Hukum dan Kriminal
Bendahara dan Operator Lapangan Kartel Narkoba Fredy Pratama Tertangkap di Malaysia, Pelarian 2 Tahun Berakhir

Frans Antoni, bendahara sekaligus pengendali operasional jaringan narkoba internasional Fredy Pratama, berhasil ditangkap di Malaysia setelah bertahun-tahun kabur lintas negara.
Dari Thailand hingga Kuala Lumpur, pelarian panjangnya akhirnya berakhir.
BERITA PATROLI – JAKARTA
Upaya pelarian panjang salah satu orang paling berpengaruh dalam jaringan narkoba internasional Fredy Pratama akhirnya berakhir. Bareskrim Polri berhasil menangkap Frans Antoni, sosok yang disebut sebagai bendahara, pengendali keuangan, sekaligus operator lapangan sindikat narkotika terbesar yang selama ini memasok narkoba ke Indonesia.
Penangkapan Frans menjadi pukulan telak bagi jaringan Fredy Pratama yang selama bertahun-tahun dikenal licin dan sulit disentuh aparat penegak hukum.
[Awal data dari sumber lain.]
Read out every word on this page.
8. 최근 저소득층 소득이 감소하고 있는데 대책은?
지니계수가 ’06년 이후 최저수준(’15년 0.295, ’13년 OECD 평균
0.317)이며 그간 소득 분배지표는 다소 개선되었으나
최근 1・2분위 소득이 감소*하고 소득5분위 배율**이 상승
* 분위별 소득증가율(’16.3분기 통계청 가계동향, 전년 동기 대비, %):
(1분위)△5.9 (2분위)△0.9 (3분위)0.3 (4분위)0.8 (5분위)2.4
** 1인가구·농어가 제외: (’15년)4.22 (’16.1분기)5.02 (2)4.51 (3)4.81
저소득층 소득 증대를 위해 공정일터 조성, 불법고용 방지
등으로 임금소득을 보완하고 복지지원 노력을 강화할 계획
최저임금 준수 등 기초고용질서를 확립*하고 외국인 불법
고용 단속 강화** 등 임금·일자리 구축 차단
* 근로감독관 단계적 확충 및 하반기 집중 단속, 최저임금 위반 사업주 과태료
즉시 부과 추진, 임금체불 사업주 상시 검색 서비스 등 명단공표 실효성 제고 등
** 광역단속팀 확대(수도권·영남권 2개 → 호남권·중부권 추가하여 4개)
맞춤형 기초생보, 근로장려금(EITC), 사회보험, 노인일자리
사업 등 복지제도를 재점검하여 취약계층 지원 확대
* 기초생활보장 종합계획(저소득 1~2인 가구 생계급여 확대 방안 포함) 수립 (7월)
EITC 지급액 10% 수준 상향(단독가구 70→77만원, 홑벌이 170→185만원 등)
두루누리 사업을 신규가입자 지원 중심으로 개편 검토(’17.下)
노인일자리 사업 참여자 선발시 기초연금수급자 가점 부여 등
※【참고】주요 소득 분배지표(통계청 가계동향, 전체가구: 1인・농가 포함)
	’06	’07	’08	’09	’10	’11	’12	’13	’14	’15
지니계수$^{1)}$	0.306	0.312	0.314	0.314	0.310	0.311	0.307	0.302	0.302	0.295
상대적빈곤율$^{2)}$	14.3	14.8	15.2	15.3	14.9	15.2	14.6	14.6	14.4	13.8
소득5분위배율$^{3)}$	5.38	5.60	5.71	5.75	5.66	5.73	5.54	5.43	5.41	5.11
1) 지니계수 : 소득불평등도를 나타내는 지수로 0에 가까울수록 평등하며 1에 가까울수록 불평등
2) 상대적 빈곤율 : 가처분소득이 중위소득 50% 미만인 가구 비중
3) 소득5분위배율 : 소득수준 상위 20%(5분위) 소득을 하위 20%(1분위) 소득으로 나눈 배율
Direktur Tindak Pidana Narkoba Bareskrim Polri, Brigjen Eko Hadi Santoso, mengungkapkan bahwa sebelum ditangkap, Frans sempat melarikan diri dan berpindah-pindah lokasi di Thailand dengan bantuan jaringan Fredy Pratama.
“Frans Antoni sempat berpindah-pindah tempat mulai dari daerah Phatthanakan hingga akhirnya menetap kurang lebih selama dua tahun di daerah Narasiri, Thailand,” kata Eko, Jumat (19/6).
Tak hanya bersembunyi di Thailand, Frans juga diduga masuk ke Malaysia secara ilegal dengan bantuan orang suruhan Fredy. Namun pelariannya akhirnya kandas setelah tim delegasi Polri berhasil melacak dan menangkapnya di Kuala Lumpur.
Menurut Bareskrim, Frans bukan sekadar kaki tangan biasa. Ia merupakan figur sentral yang mengendalikan aliran uang, operasional lapangan, hingga aktivitas jaringan narkotika internasional yang dipimpin Fredy Pratama.
“Frans Antoni bukanlah pelaku biasa, melainkan pengendali keuangan, pengendali lapangan, dan pengendali operasional dari sindikat narkotika pimpinan Fredy Pratama,” tegas Eko.
Meski tangan kanan Fredy telah berhasil diringkus, perburuan terhadap sang gembong narkoba masih terus berlangsung. Fredy Pratama yang memiliki sejumlah alias, di antaranya Miming dan Cassanova, hingga kini masih berstatus buron dan diduga bersembunyi di luar negeri.
Nama Fredy sendiri telah lama menjadi momok dalam peredaran narkotika di Asia Tenggara. Ia disebut memiliki jaringan kuat di kawasan Golden Triangle, wilayah yang dikenal sebagai salah satu pusat produksi dan perdagangan narkoba terbesar di dunia.
Besarnya kekuatan jaringan Fredy terlihat dari hasil pengungkapan aparat selama beberapa tahun terakhir. Sepanjang 2020 hingga 2023, Bareskrim Polri berhasil menyita sedikitnya 10,2 ton sabu yang terafiliasi dengan sindikat Fredy Pratama.
Bahkan, hasil analisis Direktorat Tindak Pidana Narkoba menunjukkan mayoritas peredaran sabu dan ekstasi yang masuk ke Indonesia memiliki keterkaitan dengan jaringan tersebut. Setiap bulan, sindikat ini diduga mampu menyelundupkan antara 100 hingga 500 kilogram sabu dan ekstasi, dengan modus menyamarkan barang haram itu ke dalam kemasan teh untuk mengelabui petugas.
Tertangkapnya Frans Antoni menjadi bukti bahwa lingkaran dalam kartel Fredy Pratama mulai terkuak. Namun satu target utama masih diburu aparat: Fredy Pratama, sang gembong narkoba internasional yang hingga kini masih bebas berkeliaran di luar negeri.